Standard Chartered Bank has announced the completion of its first foreign exchange (FX) e-trade using its newly established FX e-pricing engine in Singapore. The bank says that reduced latency in the trade execution was significant.
In June 2019, the bank announced its plan to establish the e-engine in the first quarter of 2020, with support from the Monetary Authority of Singapore (MAS). The inaugural trade was executed with the bank’s counterparty, United Overseas Bank (UOB). Using the e-trading engine, Standard Chartered says it achieved a reduction in trade latency of over 80%.
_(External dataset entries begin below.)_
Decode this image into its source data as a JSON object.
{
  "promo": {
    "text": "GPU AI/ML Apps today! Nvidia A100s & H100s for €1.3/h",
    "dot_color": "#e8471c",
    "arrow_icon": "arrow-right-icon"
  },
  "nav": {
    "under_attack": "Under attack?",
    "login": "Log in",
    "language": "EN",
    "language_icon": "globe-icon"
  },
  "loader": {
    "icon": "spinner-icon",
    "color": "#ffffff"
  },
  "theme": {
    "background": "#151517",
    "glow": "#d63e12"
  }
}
The first trade, conducted from 3:15 pm on 20 January in Singapore, delivered a 40% increase in trading volume compared to the average daily volume in the same time period last week. Estimated profitability generated from the trading volume rose more than 30%.
“This is a key milestone for Standard Chartered in support of MAS’s goal to enable more efficient access to liquidity in the Singapore FX market,” said Michele Wee, head of Financial Markets Singapore at Standard Chartered Bank. “As one of the major FX participants in Singapore, we remain committed to leveraging this new solution to effectively serve our clients’ currency and commodities needs by offering them a seamless and consistent pricing experience for their hedging requirements. Our clients have a keen interest in going digital - FX e-trading volumes continue to grow year-on-year. In 2019, we have seen a 30% uplift in spot trading volumes via our e-channels. With the enhanced efficiency proven by this trade using the new e-trading and pricing engine, we expect this positive trajectory to continue.”
Standard Chartered’s e-trading engine offers its clients FX e-trading of 130 currencies and more than 5,000 currency pairs in spot, forward, swaps, non-deliverable forwards (NDFs) and options, as well as commodities e-trading for both precious and base metals.
The bank now operates four e-trading engines across the world, in London, New York, Tokyo and Singapore.